Did you know that there was such a thing as a comedic, Russian Hamlet? I didn’t either. And there isn’t, kind of. At least not in the sense that the squishy, lovable Hamlet we all know and love hasn’t gotten a Ruski rewrite at any point in the recent past, unbeknownst to us. Rather, this September, Trinity Repertory Company will be kicking off its 2014-2015 season with Ivanov by Anton Chekhov in a new translation and adaptation by Curt Columbus, the company’s artistic director. Curt says the play is darkly comic, quite topical and, being “a big ensemble piece,” perfect for his troupe.
“It’s been eight years since we did Cherry Orchard,” notes Curt. “A number of audience members were saying, ‘When are you going to do Chekhov again?’ And the acting company wanted to do it. They very rarely request plays, all of them, at once.”
Curt says that he hadn’t really looked at the play until a couple of years ago, when, at the behest of the acting company, he began a translation. After two readings with the company in its off-season company workshops, Curt says he was able to take advantage of funding granted by the Pew Charitable Trust while he was down at the Arden Theater in Philadelphia last spring as they presented a production of Chekhov’s Three Sisters, which he translated. “The money let us do readings of other Chekhov plays, because we had time. And I was able to sharpen the play up a bit and make it more produceable,” he says.

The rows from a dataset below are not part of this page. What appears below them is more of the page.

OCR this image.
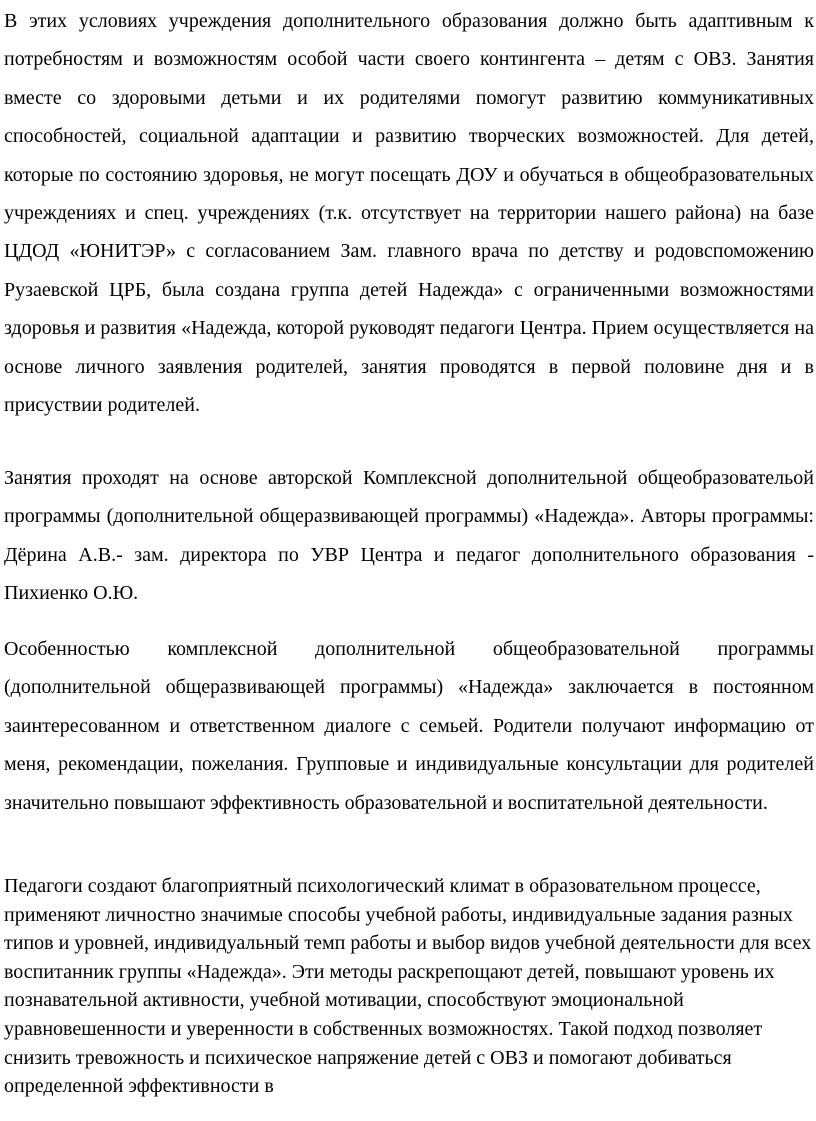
В этих условиях учреждения дополнительного образования должно быть адаптивным к потребностям и возможностям особой части своего контингента – детям с ОВЗ. Занятия вместе со здоровыми детьми и их родителями помогут развитию коммуникативных способностей, социальной адаптации и развитию творческих возможностей. Для детей, которые по состоянию здоровья, не могут посещать ДОУ и обучаться в общеобразовательных учреждениях и спец. учреждениях (т.к. отсутствует на территории нашего района) на базе ЦДОД «ЮНИТЭР» с согласованием Зам. главного врача по детству и родовспоможению Рузаевской ЦРБ, была создана группа детей Надежда» с ограниченными возможностями здоровья и развития «Надежда, которой руководят педагоги Центра. Прием осуществляется на основе личного заявления родителей, занятия проводятся в первой половине дня и в присуствии родителей.

Занятия проходят на основе авторской Комплексной дополнительной общеобразовательой программы (дополнительной общеразвивающей программы) «Надежда». Авторы программы: Дёрина А.В.- зам. директора по УВР Центра и педагог дополнительного образования - Пихиенко О.Ю.

Особенностью комплексной дополнительной общеобразовательной программы (дополнительной общеразвивающей программы) «Надежда» заключается в постоянном заинтересованном и ответственном диалоге с семьей. Родители получают информацию от меня, рекомендации, пожелания. Групповые и индивидуальные консультации для родителей значительно повышают эффективность образовательной и воспитательной деятельности.

Педагоги создают благоприятный психологический климат в образовательном процессе, применяют личностно значимые способы учебной работы, индивидуальные задания разных типов и уровней, индивидуальный темп работы и выбор видов учебной деятельности для всех воспитанник группы «Надежда». Эти методы раскрепощают детей, повышают уровень их познавательной активности, учебной мотивации, способствуют эмоциональной уравновешенности и уверенности в собственных возможностях. Такой подход позволяет снизить тревожность и психическое напряжение детей с ОВЗ и помогают добиваться определенной эффективности в
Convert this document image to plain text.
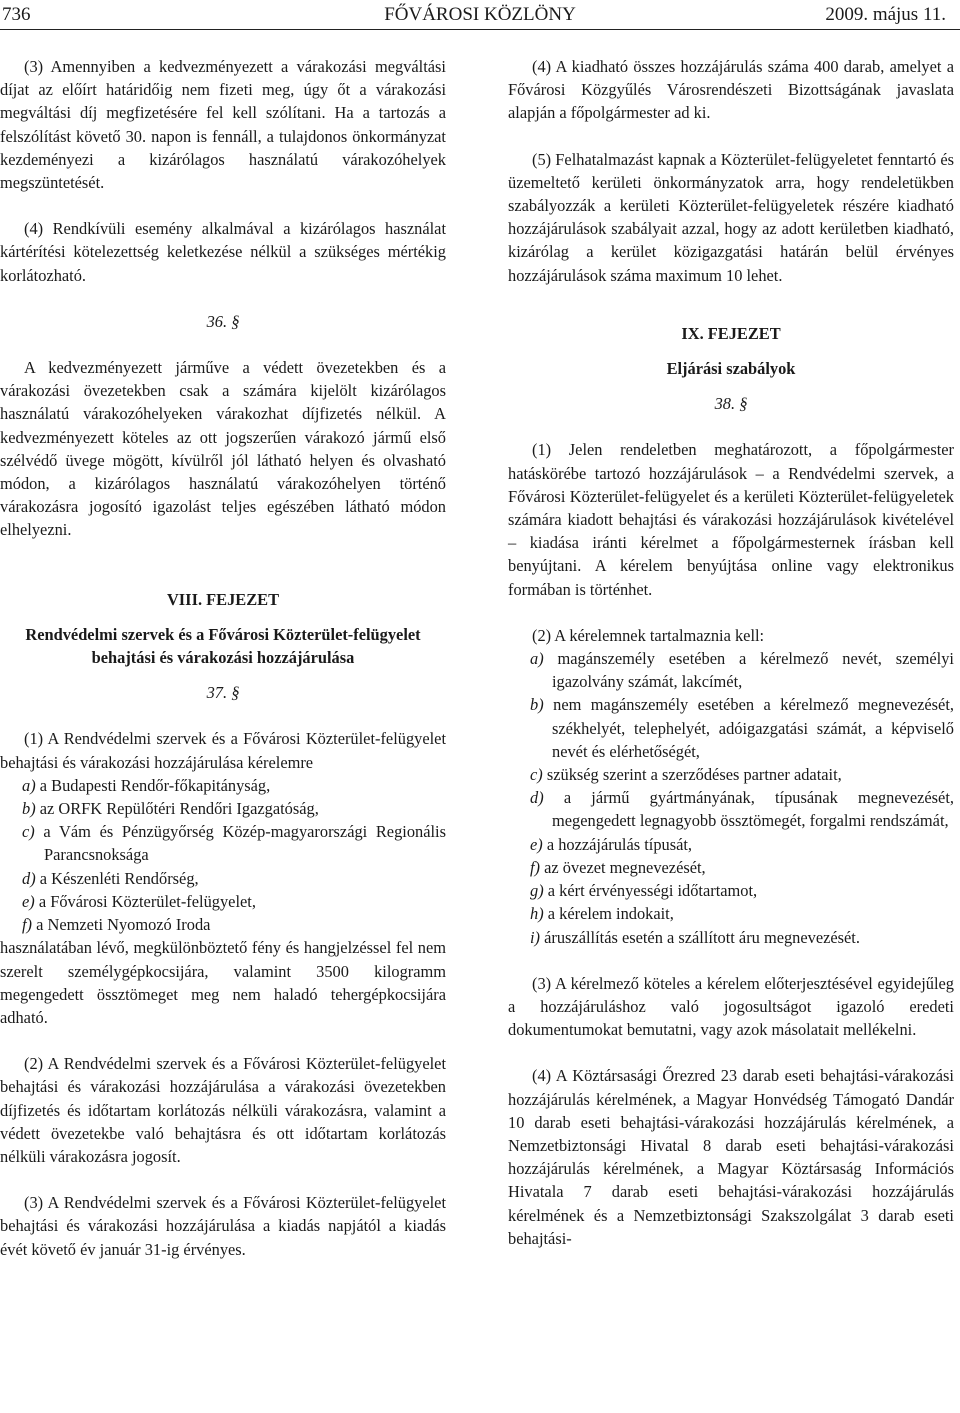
736	FŐVÁROSI KÖZLÖNY	2009. május 11.

(3) Amennyiben a kedvezményezett a várakozási megváltási díjat az előírt határidőig nem fizeti meg, úgy őt a várakozási megváltási díj megfizetésére fel kell szólítani. Ha a tartozás a felszólítást követő 30. napon is fennáll, a tulajdonos önkormányzat kezdeményezi a kizárólagos használatú várakozóhelyek megszüntetését.

(4) Rendkívüli esemény alkalmával a kizárólagos használat kártérítési kötelezettség keletkezése nélkül a szükséges mértékig korlátozható.

36. §

A kedvezményezett járműve a védett övezetekben és a várakozási övezetekben csak a számára kijelölt kizárólagos használatú várakozóhelyeken várakozhat díjfizetés nélkül. A kedvezményezett köteles az ott jogszerűen várakozó jármű első szélvédő üvege mögött, kívülről jól látható helyen és olvasható módon, a kizárólagos használatú várakozóhelyen történő várakozásra jogosító igazolást teljes egészében látható módon elhelyezni.

VIII. FEJEZET

Rendvédelmi szervek és a Fővárosi Közterület-felügyelet behajtási és várakozási hozzájárulása

37. §

(1) A Rendvédelmi szervek és a Fővárosi Közterület-felügyelet behajtási és várakozási hozzájárulása kérelemre

a) a Budapesti Rendőr-főkapitányság,

b) az ORFK Repülőtéri Rendőri Igazgatóság,

c) a Vám és Pénzügyőrség Közép-magyarországi Regionális Parancsnoksága

d) a Készenléti Rendőrség,

e) a Fővárosi Közterület-felügyelet,

f) a Nemzeti Nyomozó Iroda

használatában lévő, megkülönböztető fény és hangjelzéssel fel nem szerelt személygépkocsijára, valamint 3500 kilogramm megengedett össztömeget meg nem haladó tehergépkocsijára adható.

(2) A Rendvédelmi szervek és a Fővárosi Közterület-felügyelet behajtási és várakozási hozzájárulása a várakozási övezetekben díjfizetés és időtartam korlátozás nélküli várakozásra, valamint a védett övezetekbe való behajtásra és ott időtartam korlátozás nélküli várakozásra jogosít.

(3) A Rendvédelmi szervek és a Fővárosi Közterület-felügyelet behajtási és várakozási hozzájárulása a kiadás napjától a kiadás évét követő év január 31-ig érvényes.

(4) A kiadható összes hozzájárulás száma 400 darab, amelyet a Fővárosi Közgyűlés Városrendészeti Bizottságának javaslata alapján a főpolgármester ad ki.

(5) Felhatalmazást kapnak a Közterület-felügyeletet fenntartó és üzemeltető kerületi önkormányzatok arra, hogy rendeletükben szabályozzák a kerületi Közterület-felügyeletek részére kiadható hozzájárulások szabályait azzal, hogy az adott kerületben kiadható, kizárólag a kerület közigazgatási határán belül érvényes hozzájárulások száma maximum 10 lehet.

IX. FEJEZET

Eljárási szabályok

38. §

(1) Jelen rendeletben meghatározott, a főpolgármester hatáskörébe tartozó hozzájárulások – a Rendvédelmi szervek, a Fővárosi Közterület-felügyelet és a kerületi Közterület-felügyeletek számára kiadott behajtási és várakozási hozzájárulások kivételével – kiadása iránti kérelmet a főpolgármesternek írásban kell benyújtani. A kérelem benyújtása online vagy elektronikus formában is történhet.

(2) A kérelemnek tartalmaznia kell:

a) magánszemély esetében a kérelmező nevét, személyi igazolvány számát, lakcímét,

b) nem magánszemély esetében a kérelmező megnevezését, székhelyét, telephelyét, adóigazgatási számát, a képviselő nevét és elérhetőségét,

c) szükség szerint a szerződéses partner adatait,

d) a jármű gyártmányának, típusának megnevezését, megengedett legnagyobb össztömegét, forgalmi rendszámát,

e) a hozzájárulás típusát,

f) az övezet megnevezését,

g) a kért érvényességi időtartamot,

h) a kérelem indokait,

i) áruszállítás esetén a szállított áru megnevezését.

(3) A kérelmező köteles a kérelem előterjesztésével egyidejűleg a hozzájáruláshoz való jogosultságot igazoló eredeti dokumentumokat bemutatni, vagy azok másolatait mellékelni.

(4) A Köztársasági Őrezred 23 darab eseti behajtási-várakozási hozzájárulás kérelmének, a Magyar Honvédség Támogató Dandár 10 darab eseti behajtási-várakozási hozzájárulás kérelmének, a Nemzetbiztonsági Hivatal 8 darab eseti behajtási-várakozási hozzájárulás kérelmének, a Magyar Köztársaság Információs Hivatala 7 darab eseti behajtási-várakozási hozzájárulás kérelmének és a Nemzetbiztonsági Szakszolgálat 3 darab eseti behajtási-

Curt says we can expect all of this to take place in a lush, musical landscape, similar to what the company did with The Grapes of Wrath last year. A house-band made up of actors and MFA students will be playing original music penned by student Ian McNeely, who is in the nine-person cast. Curt describes the music as “a little Tom Waits-y, a little Mumford and Sons,” and in support of the longstanding Russian troubadour tradition, which celebrates guitars and ballads and all that good stuff.
If it seems a little more inventive and interactive than the notions many of us have of Chekhov, that’s because that’s part of what Curt is trying to show audiences. “I’m trying to dispel this notion that Chekhov’s world view is all darkness and dreary and gray. This production is going to be so colorful, and it’ll tell people immediately that it’s not that. But he’s much more of a Buddhist than an Ayn Rand. He really believes in human nature,” says Curt. “There’s bad things that happen and good things that happen but they all have equal value in the eyes of an unminding universe. And that’s a beautiful philosophy that isn’t dark at all. It’s accepting.”